A 2013 study in the US found that considerable years of exposure to CNTs would be necessary for illnesses such as bronchial wall thickening and therefore, not surprisingly, there is no reported case law globally due to latency periods for injury onset. However, as time progresses and scientific research develops, there may be future litigation.

Specific regulatory guidelines or regimes do not exist within the UK or the EU for CNTs or nanomaterials, with manufacture and use covered by existing regulatory regimes. In the UK, the current operative HSE guidance reiterates that the use and manufacture of nanomaterials is regulated by the Control of Substances Hazardous to Health Regulations 2002, requiring employers to risk assess and take preventative measures.

In the EU, nanomaterials are regulated by the REACH Regime (for chemical substances) and while a 2012 review reaffirmed the REACH regime as the best framework for handling these materials, a consultation in October 2017 suggested further clarification was needed.
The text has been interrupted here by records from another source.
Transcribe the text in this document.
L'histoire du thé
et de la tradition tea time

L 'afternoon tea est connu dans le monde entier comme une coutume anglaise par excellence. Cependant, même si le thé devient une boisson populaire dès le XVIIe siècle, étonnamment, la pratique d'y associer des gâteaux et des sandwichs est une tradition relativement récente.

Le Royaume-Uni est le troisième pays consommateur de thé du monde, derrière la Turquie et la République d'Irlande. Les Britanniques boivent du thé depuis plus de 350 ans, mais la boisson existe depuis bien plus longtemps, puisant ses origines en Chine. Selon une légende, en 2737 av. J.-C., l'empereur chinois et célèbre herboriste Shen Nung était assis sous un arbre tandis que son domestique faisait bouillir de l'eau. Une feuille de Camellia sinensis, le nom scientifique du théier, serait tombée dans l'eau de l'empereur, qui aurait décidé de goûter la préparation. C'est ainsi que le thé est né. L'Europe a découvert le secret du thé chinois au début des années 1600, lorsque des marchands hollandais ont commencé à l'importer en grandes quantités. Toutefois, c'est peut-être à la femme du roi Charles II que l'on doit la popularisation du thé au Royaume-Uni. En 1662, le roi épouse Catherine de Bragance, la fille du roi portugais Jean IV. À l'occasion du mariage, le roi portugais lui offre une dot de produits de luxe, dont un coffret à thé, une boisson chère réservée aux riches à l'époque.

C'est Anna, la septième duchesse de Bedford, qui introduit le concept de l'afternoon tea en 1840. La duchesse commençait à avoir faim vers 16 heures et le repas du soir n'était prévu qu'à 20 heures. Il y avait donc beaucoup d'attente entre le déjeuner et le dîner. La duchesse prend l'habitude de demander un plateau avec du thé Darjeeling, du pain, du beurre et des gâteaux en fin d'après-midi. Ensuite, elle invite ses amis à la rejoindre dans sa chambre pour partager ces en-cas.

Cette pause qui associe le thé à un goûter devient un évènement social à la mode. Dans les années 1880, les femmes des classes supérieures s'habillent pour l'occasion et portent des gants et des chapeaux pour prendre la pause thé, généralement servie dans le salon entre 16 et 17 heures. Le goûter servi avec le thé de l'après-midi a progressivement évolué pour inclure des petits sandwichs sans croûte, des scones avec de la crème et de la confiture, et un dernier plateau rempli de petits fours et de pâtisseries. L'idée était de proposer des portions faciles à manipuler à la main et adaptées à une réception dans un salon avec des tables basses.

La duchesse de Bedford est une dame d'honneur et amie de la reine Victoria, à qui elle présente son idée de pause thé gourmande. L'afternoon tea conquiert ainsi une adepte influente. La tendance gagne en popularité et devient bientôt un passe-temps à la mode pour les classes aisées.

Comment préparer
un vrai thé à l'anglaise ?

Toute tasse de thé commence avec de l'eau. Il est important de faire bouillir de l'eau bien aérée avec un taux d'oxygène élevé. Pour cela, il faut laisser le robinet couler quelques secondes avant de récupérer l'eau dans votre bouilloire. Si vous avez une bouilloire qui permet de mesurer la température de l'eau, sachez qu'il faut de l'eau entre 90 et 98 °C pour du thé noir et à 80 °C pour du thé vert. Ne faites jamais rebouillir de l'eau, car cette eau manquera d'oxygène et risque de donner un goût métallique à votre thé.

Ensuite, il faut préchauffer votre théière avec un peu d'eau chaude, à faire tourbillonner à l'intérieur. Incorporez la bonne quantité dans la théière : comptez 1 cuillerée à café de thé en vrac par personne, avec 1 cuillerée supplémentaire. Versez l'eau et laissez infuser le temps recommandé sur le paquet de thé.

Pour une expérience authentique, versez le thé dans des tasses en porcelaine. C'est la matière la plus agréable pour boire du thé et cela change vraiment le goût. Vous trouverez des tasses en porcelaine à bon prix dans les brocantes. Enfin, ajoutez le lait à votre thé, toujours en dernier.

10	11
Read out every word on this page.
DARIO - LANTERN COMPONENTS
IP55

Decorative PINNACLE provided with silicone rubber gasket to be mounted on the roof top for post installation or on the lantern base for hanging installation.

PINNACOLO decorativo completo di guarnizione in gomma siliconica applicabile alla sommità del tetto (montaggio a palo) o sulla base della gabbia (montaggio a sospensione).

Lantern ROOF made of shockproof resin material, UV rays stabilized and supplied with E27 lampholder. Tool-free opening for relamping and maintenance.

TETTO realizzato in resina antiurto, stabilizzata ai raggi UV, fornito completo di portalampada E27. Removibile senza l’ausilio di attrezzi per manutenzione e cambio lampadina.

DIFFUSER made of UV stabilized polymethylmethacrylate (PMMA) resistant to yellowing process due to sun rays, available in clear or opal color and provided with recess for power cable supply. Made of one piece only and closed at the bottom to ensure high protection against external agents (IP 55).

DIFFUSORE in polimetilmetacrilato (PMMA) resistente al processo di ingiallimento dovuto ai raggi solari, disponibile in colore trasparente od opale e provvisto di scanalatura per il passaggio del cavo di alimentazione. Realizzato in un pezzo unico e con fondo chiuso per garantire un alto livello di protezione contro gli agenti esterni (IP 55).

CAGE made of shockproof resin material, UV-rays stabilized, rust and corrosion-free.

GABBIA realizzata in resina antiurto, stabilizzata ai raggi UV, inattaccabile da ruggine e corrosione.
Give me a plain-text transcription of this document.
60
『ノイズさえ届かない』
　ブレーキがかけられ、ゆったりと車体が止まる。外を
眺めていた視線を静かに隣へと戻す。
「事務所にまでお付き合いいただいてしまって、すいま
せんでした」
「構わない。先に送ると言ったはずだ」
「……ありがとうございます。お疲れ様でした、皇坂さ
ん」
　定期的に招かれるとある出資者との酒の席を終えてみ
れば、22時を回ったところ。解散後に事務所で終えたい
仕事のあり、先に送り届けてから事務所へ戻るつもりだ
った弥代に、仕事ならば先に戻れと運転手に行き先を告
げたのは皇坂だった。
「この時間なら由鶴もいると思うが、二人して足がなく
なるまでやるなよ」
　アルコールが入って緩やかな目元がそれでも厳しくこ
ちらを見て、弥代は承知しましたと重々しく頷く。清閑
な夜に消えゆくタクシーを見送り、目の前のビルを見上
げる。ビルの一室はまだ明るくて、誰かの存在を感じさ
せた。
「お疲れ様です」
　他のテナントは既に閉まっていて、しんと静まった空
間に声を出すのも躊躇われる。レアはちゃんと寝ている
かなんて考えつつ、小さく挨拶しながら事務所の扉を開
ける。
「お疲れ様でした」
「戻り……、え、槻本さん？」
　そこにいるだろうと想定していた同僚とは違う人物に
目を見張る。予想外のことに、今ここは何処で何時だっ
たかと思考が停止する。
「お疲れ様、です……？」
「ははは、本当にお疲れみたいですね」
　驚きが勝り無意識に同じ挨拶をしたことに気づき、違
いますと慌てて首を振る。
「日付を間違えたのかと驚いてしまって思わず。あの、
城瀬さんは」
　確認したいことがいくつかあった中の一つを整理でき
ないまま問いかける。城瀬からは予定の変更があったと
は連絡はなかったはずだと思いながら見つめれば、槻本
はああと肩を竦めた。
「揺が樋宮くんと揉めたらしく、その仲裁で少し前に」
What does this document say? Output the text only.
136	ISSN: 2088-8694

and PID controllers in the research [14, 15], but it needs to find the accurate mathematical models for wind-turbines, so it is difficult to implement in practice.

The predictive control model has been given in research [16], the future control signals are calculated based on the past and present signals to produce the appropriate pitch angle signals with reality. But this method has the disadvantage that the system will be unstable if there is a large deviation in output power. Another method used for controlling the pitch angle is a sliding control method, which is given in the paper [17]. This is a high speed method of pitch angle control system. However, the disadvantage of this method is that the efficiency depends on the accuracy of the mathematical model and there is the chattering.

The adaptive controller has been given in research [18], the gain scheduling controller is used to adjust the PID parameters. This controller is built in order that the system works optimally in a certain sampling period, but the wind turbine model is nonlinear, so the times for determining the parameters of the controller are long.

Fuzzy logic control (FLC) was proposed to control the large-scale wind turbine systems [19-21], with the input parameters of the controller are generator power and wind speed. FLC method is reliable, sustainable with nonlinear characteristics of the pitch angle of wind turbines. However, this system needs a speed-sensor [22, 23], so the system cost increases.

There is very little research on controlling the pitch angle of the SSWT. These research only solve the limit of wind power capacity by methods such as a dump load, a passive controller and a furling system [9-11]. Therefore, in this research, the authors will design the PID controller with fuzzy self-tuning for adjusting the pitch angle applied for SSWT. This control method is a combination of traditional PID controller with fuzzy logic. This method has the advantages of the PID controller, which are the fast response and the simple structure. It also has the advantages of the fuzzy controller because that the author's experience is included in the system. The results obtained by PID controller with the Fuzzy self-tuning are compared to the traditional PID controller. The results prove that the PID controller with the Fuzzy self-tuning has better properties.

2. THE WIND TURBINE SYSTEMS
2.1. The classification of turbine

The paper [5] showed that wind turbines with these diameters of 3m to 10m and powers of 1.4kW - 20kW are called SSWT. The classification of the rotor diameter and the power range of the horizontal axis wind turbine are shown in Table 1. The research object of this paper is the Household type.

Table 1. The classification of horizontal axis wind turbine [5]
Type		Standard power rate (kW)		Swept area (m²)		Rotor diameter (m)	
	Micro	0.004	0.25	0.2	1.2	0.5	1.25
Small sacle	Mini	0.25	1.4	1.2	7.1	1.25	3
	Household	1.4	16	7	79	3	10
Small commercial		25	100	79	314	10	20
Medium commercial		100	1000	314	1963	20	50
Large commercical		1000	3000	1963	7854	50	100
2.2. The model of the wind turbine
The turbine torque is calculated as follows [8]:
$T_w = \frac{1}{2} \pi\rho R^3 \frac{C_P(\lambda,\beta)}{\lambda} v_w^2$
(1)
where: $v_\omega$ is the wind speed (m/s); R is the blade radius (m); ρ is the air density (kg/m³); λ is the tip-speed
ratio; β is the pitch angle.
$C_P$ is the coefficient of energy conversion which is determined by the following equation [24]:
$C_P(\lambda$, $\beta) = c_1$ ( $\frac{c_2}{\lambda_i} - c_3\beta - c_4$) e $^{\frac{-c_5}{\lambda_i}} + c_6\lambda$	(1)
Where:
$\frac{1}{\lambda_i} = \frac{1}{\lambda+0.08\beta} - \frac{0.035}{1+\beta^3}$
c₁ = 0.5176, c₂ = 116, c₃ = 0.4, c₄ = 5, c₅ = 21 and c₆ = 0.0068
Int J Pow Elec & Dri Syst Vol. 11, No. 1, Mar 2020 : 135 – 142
Indeed, an advisory group for the International Agency for Research on Cancer is to evaluate the technology’s carcinogenicity between 2020 and 2024, which is likely to prompt further regulatory developments.

In light of further research, additional workplace limits may be placed on production of carbon nanotubes in future. In the event that such guidance is issued, corporates and risk managers will be expected to reassess their exposure to such risk.

The claimant lobby is always looking for new targets to pursue. Insurers are increasingly focused on exposure to emerging risks and scientific understanding of these new materials and their risk to humans continues to develop.

However, the prospect of nanomaterials becoming the ‘new asbestos’ is currently slim. Risk assessment is increasingly advanced and we would expect preventative measures to be established in a timely manner. By comparison, the cohort of claimants in asbestos claims was unparalleled. The lack of risk awareness and the widespread use of asbestos was the perfect storm; and the lessons learnt should reach far into the future, both in terms of health and safety, and in awareness of the need to assess and manage new and future risks.